Chesnokov is a naturalized American, and the freedoms he associates with that allegiance — free speech foremost among them — he savors and honors in ways I think many Americans take for granted.
“If we can mock the president and the vice president of our country, the very people who run our country, on ‘Saturday Night Live’ each week, why then is Sidney Crosby sacred?” he asked me, rhetorically.
So desperate were some of the back-channel attacks against Chesnokov in the last two weeks that there was even the suggestion that somehow he’d managed to mangle Semin’s replies — a direct attack on his reportorial integrity. That slur went silent not long after the attackers realized that all 55 minutes of Semin’s musings over sushi went straight into Chesnokov’s recorder.
Also, there’s this: we are at day 14 since the interview, and neither Semin nor his agent want to modify a single word from the interview. Fidelity in translation.
And mind you, this is the same Chesnokov sought out by the likes of Michael Farber, the dean of hockey journalism at SI, when he seeks court with the Ovechkin family. (Farber, incidentally, sent Chesnokov a congratulatory email for the Semin interview on November 10.) It is also the same Chesnokov who translates, gratis, press interactions between Russians and North American media whenever NHL teams (most especially including the Caps) ask.
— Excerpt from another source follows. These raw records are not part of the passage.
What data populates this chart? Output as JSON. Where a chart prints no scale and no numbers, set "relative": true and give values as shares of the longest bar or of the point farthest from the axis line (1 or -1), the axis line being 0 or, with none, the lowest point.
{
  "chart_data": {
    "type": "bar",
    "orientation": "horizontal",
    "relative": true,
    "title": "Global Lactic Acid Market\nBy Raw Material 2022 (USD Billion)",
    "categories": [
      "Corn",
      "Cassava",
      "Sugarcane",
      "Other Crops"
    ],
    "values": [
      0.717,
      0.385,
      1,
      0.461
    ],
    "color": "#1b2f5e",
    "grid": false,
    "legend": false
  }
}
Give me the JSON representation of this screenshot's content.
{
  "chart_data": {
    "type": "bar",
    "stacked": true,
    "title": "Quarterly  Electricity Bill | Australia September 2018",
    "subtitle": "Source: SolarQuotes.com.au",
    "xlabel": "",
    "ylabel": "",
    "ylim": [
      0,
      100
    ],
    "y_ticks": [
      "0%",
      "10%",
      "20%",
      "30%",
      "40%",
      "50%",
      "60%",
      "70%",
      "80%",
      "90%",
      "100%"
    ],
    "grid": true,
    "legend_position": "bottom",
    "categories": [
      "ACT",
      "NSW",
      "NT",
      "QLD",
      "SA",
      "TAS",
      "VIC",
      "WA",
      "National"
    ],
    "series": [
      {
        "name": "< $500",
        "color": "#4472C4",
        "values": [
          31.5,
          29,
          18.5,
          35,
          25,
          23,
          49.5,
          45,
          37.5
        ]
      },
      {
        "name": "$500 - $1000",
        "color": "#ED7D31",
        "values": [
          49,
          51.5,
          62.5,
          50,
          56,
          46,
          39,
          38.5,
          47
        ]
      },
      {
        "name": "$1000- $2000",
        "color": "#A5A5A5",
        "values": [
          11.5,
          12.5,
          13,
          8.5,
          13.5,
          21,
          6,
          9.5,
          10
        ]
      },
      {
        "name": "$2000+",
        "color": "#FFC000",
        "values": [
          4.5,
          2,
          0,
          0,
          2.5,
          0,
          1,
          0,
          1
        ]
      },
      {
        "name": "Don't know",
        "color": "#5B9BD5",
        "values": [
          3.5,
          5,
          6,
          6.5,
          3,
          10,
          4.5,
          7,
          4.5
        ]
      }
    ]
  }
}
Interesting, isn’t it, that the lone instance of “translation error” for this new media reporter would be associated with the topic of one Sidney Crosby?
Every Halloween hereafter, we in HockeyWashington, let us freshly recite Semin’s scary words for the blue blazers in the NHL’s league office:
“What’s so special about [Crosby]? I don’t see anything special there. Yes, he does skate well, has a good head, good pass. But there’s nothing else. Even if you compare him to Patrick Kane from Chicago … [Kane] is a much more interesting player. The way he moves, his deking abilities, his thinking on the ice and his anticipation of the play is so superb.
“I think that if you take any player, even if he is “dead wood,” and start promoting him, you’ll get a star. Especially if he scores 100 points. No one is going to care about anyone else. No one is going to care whether he possesses great skill. Let’s say you put someone in front of the net and let him deflect pucks in, and he scored 50 goals; everyone will say “Wow!” and then hand him a $10 million per year contract. That’s what they like here.
“And in Russia people like beautiful hockey, and not dump and chase. I just don’t get it, why when a player is skating up the ice and no one is attacking him, he dumps the puck into the offensive zone and then chases it? Why would you do this if there is no one forechecking you? I understand that if there is someone coming at you and you don’t know whether you can get past that player, then you can dump the puck, pass it or shoot. But if not, then hold on to the puck, skate forward, create a chance.
“Why would you want to dump the puck and then chase after it and crash into the boards? I don’t know. But that’s just my opinion.”
We’d do well also to acknowledge the role that Chesnokov has played in North American hockey coverage the past two summers, when many hockey beat reporters are off covering golf, tennis, NASCAR, or whatever. Photos, fun files, and intrigue from Alexander Ovechkin’s Moscow summers are largely the work of Chesnokov and SovetskySport then. His warm weather work has been a blessing of a time-passing bridge for hockey fans orphaned by the offseason. Int
eresting, isn’t it, that none of those scores of files were maligned by charges of mis-translations?
Puck daddy calls Chesnokov his “official comrade.” I call him an official friend. Hockey fans this fall should call him a godsend.